Lors d’une audience au tribunal de Brest (Finistère) le jeudi 10 octobre 2024, le patron d’une entreprise agricole du pays de Brest était devant la barre pour une affaire d’homicide involontaire qui date de plus de deux ans. Une de ses saisonnières est décédée le 9 janvier 2022 après que son foulard s’est coincé dans une brosseuse, utilisée pour trier des pommes de terre.
Par Marie RABIN.
Les faits remontent à plus de deux ans. Le vendredi 7 janvier 2022, plusieurs salariés saisonniers s’attellent autour d’une brosseuse à plat dans une entreprise agricole du pays de Brest (Finistère).
Quatre personnes s’occupent du tri des pommes de terre.
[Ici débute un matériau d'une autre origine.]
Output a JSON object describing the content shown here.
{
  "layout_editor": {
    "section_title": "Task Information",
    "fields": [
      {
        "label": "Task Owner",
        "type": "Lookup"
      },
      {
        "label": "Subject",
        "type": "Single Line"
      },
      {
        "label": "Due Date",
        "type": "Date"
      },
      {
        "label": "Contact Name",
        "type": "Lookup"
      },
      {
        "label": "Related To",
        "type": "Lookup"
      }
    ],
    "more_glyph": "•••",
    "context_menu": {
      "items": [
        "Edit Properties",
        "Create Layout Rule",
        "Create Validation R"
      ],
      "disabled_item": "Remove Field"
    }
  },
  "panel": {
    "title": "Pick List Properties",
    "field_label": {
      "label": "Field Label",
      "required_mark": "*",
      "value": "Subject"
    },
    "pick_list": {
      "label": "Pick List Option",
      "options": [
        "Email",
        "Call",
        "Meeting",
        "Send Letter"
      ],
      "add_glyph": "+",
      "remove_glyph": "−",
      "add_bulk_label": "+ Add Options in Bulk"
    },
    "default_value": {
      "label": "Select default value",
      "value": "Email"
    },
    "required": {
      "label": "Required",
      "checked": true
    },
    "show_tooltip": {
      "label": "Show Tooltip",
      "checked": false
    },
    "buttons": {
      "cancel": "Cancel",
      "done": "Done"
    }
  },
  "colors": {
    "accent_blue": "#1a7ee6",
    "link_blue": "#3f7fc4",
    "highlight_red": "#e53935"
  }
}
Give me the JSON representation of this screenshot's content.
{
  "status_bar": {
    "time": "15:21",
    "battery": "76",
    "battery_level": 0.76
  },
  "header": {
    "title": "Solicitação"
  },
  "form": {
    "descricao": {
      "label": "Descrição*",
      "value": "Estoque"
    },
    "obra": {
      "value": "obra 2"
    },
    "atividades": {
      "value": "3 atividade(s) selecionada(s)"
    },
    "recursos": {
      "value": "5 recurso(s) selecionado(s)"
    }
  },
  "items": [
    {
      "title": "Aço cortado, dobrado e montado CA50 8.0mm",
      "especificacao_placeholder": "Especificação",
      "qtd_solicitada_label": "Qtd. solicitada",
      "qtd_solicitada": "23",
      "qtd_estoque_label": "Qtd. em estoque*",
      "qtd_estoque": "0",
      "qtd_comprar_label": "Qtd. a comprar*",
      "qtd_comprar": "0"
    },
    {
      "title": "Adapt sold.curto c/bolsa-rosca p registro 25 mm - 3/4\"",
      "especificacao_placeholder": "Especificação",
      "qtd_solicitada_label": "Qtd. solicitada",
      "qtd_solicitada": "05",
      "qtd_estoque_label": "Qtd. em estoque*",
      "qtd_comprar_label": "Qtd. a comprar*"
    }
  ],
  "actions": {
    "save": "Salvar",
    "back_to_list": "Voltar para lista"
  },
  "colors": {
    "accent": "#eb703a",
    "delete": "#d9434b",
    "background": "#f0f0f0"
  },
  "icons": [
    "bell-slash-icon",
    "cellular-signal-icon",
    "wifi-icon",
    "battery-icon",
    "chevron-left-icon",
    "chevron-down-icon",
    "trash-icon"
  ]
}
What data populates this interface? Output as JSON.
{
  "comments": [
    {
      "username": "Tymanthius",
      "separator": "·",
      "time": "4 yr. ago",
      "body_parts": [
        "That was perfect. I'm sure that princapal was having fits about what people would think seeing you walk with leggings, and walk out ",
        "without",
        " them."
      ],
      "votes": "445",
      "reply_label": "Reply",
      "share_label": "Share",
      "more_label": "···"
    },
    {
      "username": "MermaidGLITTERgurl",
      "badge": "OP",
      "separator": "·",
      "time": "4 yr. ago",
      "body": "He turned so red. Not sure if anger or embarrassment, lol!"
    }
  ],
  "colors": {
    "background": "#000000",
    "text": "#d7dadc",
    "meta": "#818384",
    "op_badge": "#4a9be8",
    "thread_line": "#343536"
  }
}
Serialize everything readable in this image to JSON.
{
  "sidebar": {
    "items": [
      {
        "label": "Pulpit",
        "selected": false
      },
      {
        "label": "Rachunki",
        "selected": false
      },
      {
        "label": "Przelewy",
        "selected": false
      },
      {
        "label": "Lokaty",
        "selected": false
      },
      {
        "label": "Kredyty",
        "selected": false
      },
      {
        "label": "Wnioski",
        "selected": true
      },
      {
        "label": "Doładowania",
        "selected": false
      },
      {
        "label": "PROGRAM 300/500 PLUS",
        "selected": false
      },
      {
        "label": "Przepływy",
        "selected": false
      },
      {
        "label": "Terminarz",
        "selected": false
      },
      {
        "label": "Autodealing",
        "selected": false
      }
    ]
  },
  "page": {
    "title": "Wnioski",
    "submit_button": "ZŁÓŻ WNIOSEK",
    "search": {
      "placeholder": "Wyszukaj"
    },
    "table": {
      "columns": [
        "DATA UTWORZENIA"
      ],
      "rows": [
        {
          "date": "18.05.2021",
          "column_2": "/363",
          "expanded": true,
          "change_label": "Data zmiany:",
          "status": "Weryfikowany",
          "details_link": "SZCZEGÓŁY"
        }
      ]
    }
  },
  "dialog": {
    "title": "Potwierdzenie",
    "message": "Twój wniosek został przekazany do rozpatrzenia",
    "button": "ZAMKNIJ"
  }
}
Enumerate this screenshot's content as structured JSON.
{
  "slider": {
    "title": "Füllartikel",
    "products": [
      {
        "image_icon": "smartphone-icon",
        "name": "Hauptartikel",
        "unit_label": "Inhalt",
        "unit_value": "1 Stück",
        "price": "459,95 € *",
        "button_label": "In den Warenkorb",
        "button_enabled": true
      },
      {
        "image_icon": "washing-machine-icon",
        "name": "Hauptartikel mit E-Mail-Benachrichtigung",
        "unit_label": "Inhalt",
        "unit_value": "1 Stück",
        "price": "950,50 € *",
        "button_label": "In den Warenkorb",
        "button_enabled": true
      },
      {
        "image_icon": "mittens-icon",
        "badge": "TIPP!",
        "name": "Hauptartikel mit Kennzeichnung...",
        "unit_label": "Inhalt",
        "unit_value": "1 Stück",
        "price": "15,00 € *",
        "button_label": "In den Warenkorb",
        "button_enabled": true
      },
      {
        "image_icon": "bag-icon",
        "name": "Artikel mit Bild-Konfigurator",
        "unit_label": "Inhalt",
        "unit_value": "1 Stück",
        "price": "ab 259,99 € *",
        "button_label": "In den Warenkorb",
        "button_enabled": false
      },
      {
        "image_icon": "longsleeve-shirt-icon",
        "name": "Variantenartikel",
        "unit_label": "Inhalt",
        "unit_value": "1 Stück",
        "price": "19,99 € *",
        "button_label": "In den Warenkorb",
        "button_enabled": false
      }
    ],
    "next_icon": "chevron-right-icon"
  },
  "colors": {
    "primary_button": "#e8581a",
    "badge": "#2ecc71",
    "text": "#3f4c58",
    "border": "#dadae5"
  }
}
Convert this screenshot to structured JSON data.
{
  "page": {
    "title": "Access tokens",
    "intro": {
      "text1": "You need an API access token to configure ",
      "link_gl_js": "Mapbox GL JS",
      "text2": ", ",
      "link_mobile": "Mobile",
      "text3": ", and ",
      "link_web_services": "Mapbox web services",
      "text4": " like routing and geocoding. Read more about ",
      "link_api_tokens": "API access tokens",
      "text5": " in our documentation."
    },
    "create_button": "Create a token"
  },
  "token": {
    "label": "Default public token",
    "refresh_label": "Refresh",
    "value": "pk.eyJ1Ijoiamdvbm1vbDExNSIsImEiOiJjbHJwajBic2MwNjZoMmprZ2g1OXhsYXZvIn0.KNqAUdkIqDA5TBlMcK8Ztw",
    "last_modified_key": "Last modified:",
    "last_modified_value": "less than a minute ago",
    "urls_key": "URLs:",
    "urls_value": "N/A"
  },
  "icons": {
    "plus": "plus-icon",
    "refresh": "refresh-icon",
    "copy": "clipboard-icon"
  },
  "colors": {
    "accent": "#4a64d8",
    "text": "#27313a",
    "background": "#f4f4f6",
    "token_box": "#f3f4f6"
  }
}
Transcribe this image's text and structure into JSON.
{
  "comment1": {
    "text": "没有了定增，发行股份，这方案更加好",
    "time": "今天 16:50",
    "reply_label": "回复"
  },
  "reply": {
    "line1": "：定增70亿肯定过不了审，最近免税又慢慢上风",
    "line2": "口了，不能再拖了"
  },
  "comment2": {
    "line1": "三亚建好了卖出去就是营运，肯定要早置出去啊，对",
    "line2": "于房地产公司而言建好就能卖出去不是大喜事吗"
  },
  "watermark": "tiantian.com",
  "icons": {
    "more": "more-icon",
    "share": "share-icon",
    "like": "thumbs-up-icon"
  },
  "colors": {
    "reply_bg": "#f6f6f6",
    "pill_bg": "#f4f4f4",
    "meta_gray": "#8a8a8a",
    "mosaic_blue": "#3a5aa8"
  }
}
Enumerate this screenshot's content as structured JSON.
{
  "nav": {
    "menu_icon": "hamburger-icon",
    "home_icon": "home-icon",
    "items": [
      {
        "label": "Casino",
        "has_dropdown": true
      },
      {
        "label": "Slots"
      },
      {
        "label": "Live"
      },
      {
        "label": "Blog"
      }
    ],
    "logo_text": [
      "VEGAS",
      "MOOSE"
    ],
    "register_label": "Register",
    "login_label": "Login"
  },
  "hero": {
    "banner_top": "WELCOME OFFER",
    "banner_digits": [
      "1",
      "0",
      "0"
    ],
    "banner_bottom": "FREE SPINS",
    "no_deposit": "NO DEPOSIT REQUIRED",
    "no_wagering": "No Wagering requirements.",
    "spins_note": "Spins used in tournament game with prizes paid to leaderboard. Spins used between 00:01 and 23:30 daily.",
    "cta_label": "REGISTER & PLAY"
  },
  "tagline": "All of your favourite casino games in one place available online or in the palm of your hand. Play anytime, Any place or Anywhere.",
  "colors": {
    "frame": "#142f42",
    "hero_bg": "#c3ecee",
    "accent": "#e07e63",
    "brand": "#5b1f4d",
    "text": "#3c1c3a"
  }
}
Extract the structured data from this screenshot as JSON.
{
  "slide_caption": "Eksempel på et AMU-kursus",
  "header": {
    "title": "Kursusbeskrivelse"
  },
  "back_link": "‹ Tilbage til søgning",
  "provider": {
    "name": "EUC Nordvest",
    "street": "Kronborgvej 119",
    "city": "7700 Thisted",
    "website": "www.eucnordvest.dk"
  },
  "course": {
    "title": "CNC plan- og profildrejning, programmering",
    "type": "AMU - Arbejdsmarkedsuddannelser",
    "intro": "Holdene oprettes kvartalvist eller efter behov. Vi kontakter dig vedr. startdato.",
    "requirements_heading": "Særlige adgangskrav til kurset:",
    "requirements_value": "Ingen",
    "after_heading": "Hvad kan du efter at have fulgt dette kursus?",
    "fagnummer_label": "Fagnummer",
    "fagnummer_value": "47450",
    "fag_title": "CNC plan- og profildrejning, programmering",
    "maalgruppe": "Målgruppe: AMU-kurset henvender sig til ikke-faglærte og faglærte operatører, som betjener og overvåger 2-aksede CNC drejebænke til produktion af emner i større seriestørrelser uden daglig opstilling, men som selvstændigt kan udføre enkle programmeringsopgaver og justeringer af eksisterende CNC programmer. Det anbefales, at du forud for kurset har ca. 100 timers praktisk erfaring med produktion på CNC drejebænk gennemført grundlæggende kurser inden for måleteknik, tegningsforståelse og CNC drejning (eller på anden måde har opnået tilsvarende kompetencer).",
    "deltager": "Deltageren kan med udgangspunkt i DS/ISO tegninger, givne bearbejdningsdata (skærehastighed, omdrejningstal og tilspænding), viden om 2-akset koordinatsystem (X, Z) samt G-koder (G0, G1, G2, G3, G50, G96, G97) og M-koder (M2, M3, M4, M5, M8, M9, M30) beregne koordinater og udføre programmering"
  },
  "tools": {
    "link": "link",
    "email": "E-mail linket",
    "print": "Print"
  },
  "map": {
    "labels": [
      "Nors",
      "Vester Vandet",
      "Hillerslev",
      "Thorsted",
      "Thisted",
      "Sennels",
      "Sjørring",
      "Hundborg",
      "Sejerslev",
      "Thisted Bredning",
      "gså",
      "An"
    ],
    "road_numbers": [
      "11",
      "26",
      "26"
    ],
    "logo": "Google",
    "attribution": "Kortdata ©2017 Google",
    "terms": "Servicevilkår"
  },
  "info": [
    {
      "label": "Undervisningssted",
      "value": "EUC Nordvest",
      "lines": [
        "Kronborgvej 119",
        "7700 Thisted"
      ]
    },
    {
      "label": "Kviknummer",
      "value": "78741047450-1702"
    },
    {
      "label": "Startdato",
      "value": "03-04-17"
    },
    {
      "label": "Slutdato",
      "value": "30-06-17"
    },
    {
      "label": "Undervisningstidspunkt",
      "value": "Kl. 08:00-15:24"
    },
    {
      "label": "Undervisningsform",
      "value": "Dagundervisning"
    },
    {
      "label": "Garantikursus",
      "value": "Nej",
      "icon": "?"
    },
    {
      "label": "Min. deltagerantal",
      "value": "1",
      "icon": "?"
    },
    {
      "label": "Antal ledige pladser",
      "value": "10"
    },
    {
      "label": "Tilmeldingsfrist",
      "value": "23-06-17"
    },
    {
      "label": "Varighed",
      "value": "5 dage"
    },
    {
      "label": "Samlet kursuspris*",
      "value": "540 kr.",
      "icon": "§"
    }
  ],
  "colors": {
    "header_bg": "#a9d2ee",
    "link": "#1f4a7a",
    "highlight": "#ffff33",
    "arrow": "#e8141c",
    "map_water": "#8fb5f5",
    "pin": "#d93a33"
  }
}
Avant de finir son service, une salariée vient prêter main-forte à sa collègue pour pousser les derniers tubercules qui encombrent la brosseuse. Mais alors qu’elle se penche, son foulard se prend dans un des rouleaux encore en rotation. Cette salariée décède deux jours plus tard.
Hier, le tribunal de Brest est revenu sur cette affaire. Avec comme question centrale : les salariés étaient-ils informés des consignes de sécurité ? « Une saisonnière raconte que, quelques années avant, l’une d’entre elles a échappé de peu à un même accident avec les fils de son sweat. Rien n’avait changé après » , note le président du tribunal.
Une notice d’utilisation en allemand
Aucune formation de sécurité n’aurait été dispensée au sein de l’entreprise. « On connaissait la machine depuis plusieurs années, et on montre aux salariés comment elle fonctionne » , se défend le prévenu qui comparait aussi au nom de son entreprise. « Oui mais informer sur les consignes de sécurité c’est autre chose », nuance le juge.
Le rôle de la brosseuse, utilisée lors de l’incident, n’est pas le tri des pommes de terre, rappelle les parties civiles. La notice de cette machine acquise auprès d’une entreprise alsacienne n’était disponible qu’en allemand à l’époque de l’incident. « Si elle avait été traduite, l’employeur aurait vu qu’il est bien marqué qu’on ne doit pas s’approcher de cette machine à moins d’un mètre », précise l’avocat des parties civiles.
« Un comportement inhabituel »
Pour l’employeur de la victime, le port du foulard était difficilement contrôlable. « À cette période de l’année, beaucoup de salariés arrivaient avec le col fermé », se défend le prévenu.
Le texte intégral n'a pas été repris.